Mental illness treatment, low-cost housing and new rent subsidies are priorities for local governments

About 60 used needles and many more empty packages and protective caps were found dumped behind a commercial building in Maple Ridge

Communities struggling to cope with addiction and mental illness are near the head of the line for their annual meetings with Premier Christy Clark and the provincial cabinet.

A plea for integrated treatment services to take some of the load from police and hospital emergency rooms is among the main resolutions for the Union of B.C. Municipalities convention in Vancouver Sept. 21-25.

B.C. communities are dealing with camps of homeless drug addicts, property crime driven by addiction and violence between drug gangs. The B.C. health ministry recently announced a program to train and equip front-line hospital staff to deal with violent patients in emergency.

Sponsored by Delta, the resolution says local governments have made repeated requests for help “without seeing any improvements in services or resources.” It calls for integrated health and psychiatric care, criminal justice reform and access to affordable housing.

Maple Ridge has two resolutions dealing with housing. One calls for Ottawa to maintain rent subsidy funding for cooperative housing developments, whose contracts are expiring over the next five years.

The other suggests federal incentives for developers to choose purpose-built rental housing, rather than condominiums and other housing for sale. Vancouver, where housing costs have spiralled beyond the means of many, wants the province to support rental housing and take action to reduce real estate speculation.

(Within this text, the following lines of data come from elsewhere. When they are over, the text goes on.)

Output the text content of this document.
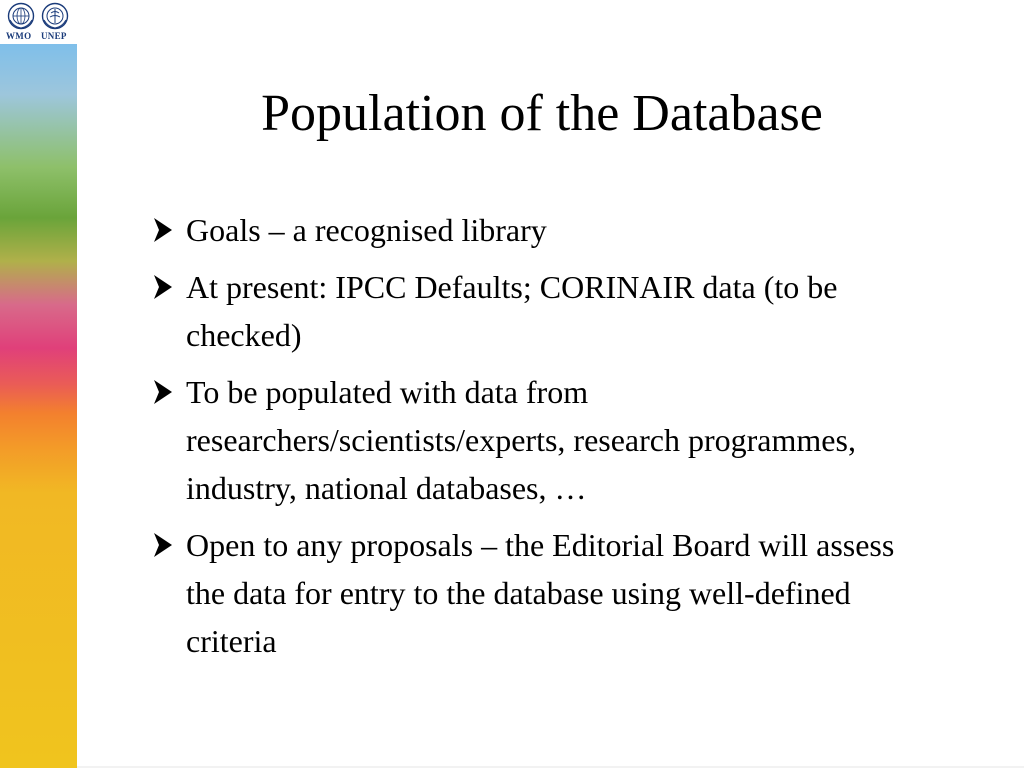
WMO UNEP
Population of the Database
Goals – a recognised library
At present: IPCC Defaults; CORINAIR data (to be checked)
To be populated with data from researchers/scientists/experts, research programmes, industry, national databases, …
Open to any proposals – the Editorial Board will assess the data for entry to the database using well-defined criteria
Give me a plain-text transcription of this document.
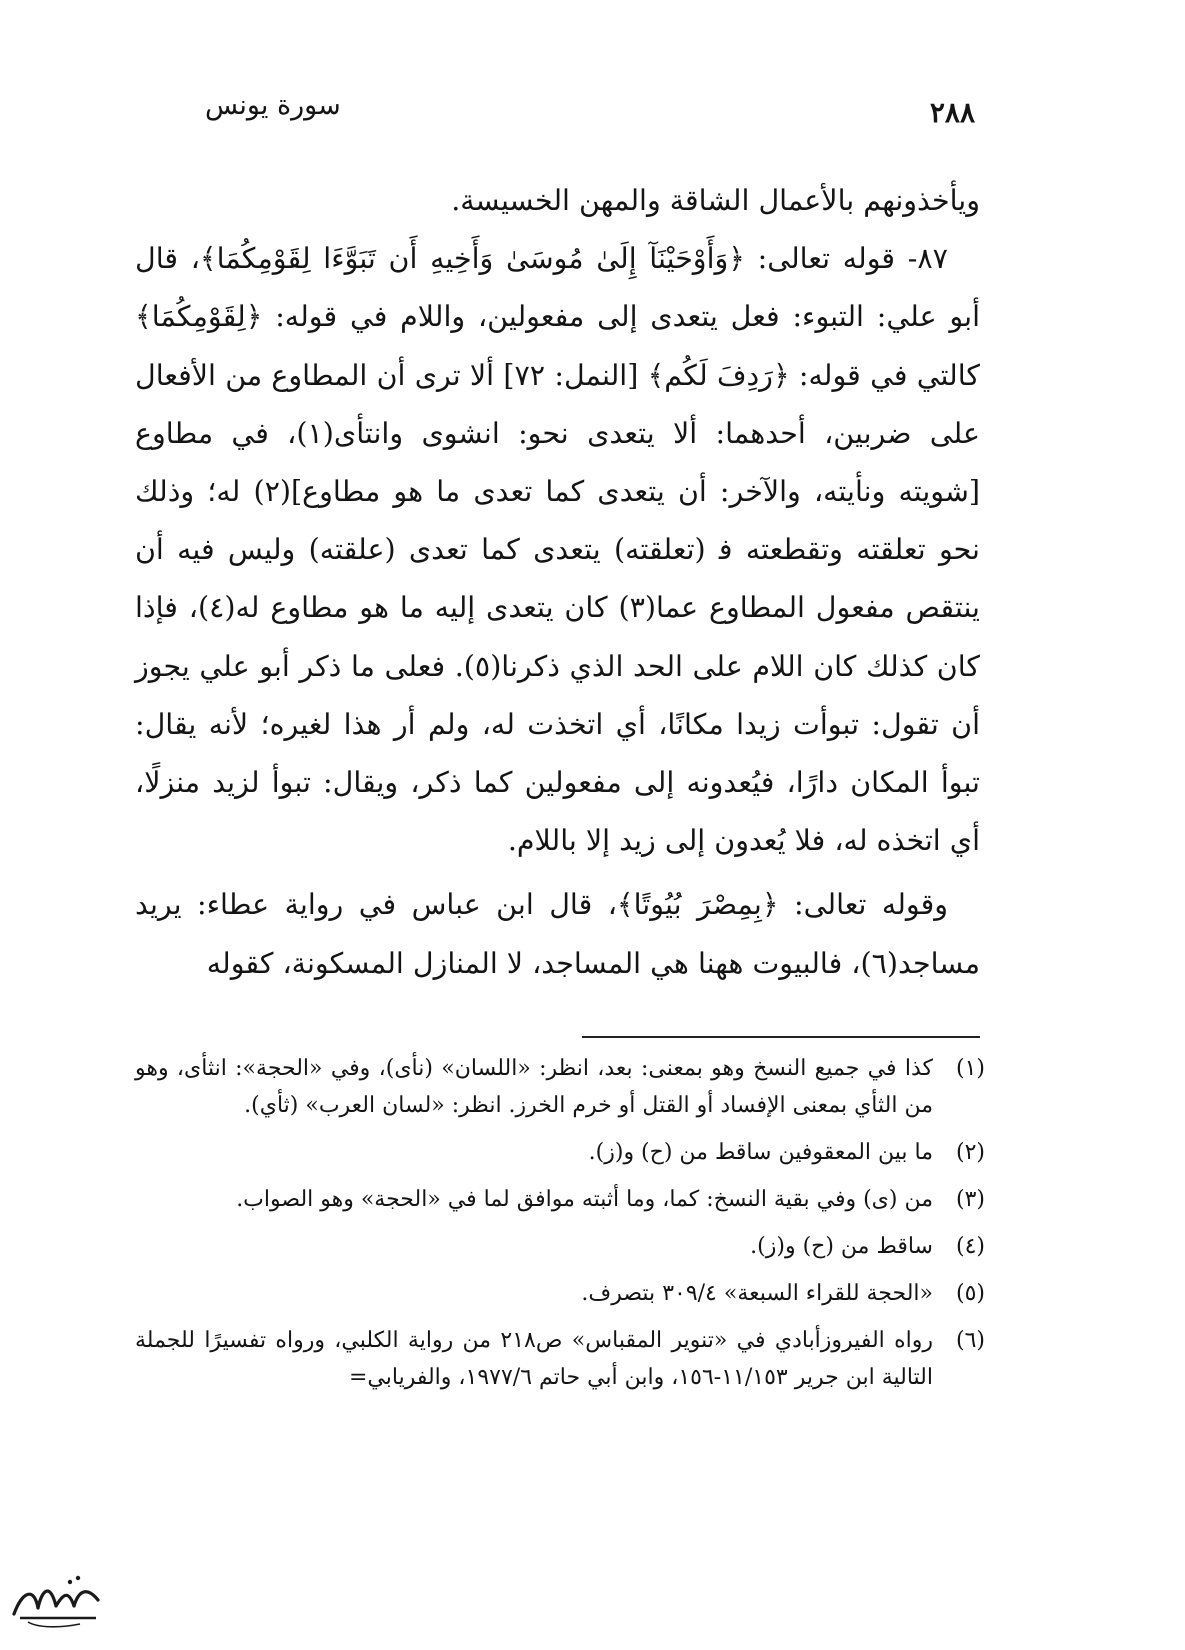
٢٨٨
سورة يونس

ويأخذونهم بالأعمال الشاقة والمهن الخسيسة.

٨٧- قوله تعالى: ﴿وَأَوْحَيْنَآ إِلَىٰ مُوسَىٰ وَأَخِيهِ أَن تَبَوَّءَا لِقَوْمِكُمَا﴾، قال أبو علي: التبوء: فعل يتعدى إلى مفعولين، واللام في قوله: ﴿لِقَوْمِكُمَا﴾ كالتي في قوله: ﴿رَدِفَ لَكُم﴾ [النمل: ٧٢] ألا ترى أن المطاوع من الأفعال على ضربين، أحدهما: ألا يتعدى نحو: انشوى وانتأى(١)، في مطاوع [شويته ونأيته، والآخر: أن يتعدى كما تعدى ما هو مطاوع](٢) له؛ وذلك نحو تعلقته وتقطعته ف‍ (تعلقته) يتعدى كما تعدى (علقته) وليس فيه أن ينتقص مفعول المطاوع عما(٣) كان يتعدى إليه ما هو مطاوع له(٤)، فإذا كان كذلك كان اللام على الحد الذي ذكرنا(٥). فعلى ما ذكر أبو علي يجوز أن تقول: تبوأت زيدا مكانًا، أي اتخذت له، ولم أر هذا لغيره؛ لأنه يقال: تبوأ المكان دارًا، فيُعدونه إلى مفعولين كما ذكر، ويقال: تبوأ لزيد منزلًا، أي اتخذه له، فلا يُعدون إلى زيد إلا باللام.

وقوله تعالى: ﴿بِمِصْرَ بُيُوتًا﴾، قال ابن عباس في رواية عطاء: يريد مساجد(٦)، فالبيوت ههنا هي المساجد، لا المنازل المسكونة، كقوله

(١)
كذا في جميع النسخ وهو بمعنى: بعد، انظر: «اللسان» (نأى)، وفي «الحجة»: انثأى، وهو من الثأي بمعنى الإفساد أو القتل أو خرم الخرز. انظر: «لسان العرب» (ثأي).
(٢)
ما بين المعقوفين ساقط من (ح) و(ز).
(٣)
من (ى) وفي بقية النسخ: كما، وما أثبته موافق لما في «الحجة» وهو الصواب.
(٤)
ساقط من (ح) و(ز).
(٥)
«الحجة للقراء السبعة» ٣٠٩/٤ بتصرف.
(٦)
رواه الفيروزأبادي في «تنوير المقباس» ص٢١٨ من رواية الكلبي، ورواه تفسيرًا للجملة التالية ابن جرير ١١/١٥٣-١٥٦، وابن أبي حاتم ١٩٧٧/٦، والفريابي=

The Fraser Valley Regional District’s resolution on shelter allowances and rent subsidies notes that average rent for a one-bedroom apartment in B.C. is $953, and the provincial shelter assistance rate for an employable single parent is $375, unchanged since 2007.

Other resolutions:

• The Central Okanagan Regional District wants local government authority to lower highway speed limits passing through rural communities and neighbourhoods. Its resolution says Transportation Ministry’s decision to raise speed limits to 100 km/h on some highways last year is raising safety concerns.

• Oak Bay is the latest community to seek federal and provincial help to manage deer and other wildlife populations, after grappling with its own deer kill effort.

• Port Moody is calling on BC Hydro to keep the Burrard Thermal gas-fired generating station operational as a backup source of power, rather than shut it down next year. The resolution says standby operation would cost $20 million a year, compared to $55 million paid to keep a smaller gas-fired plant on standby near Campbell River.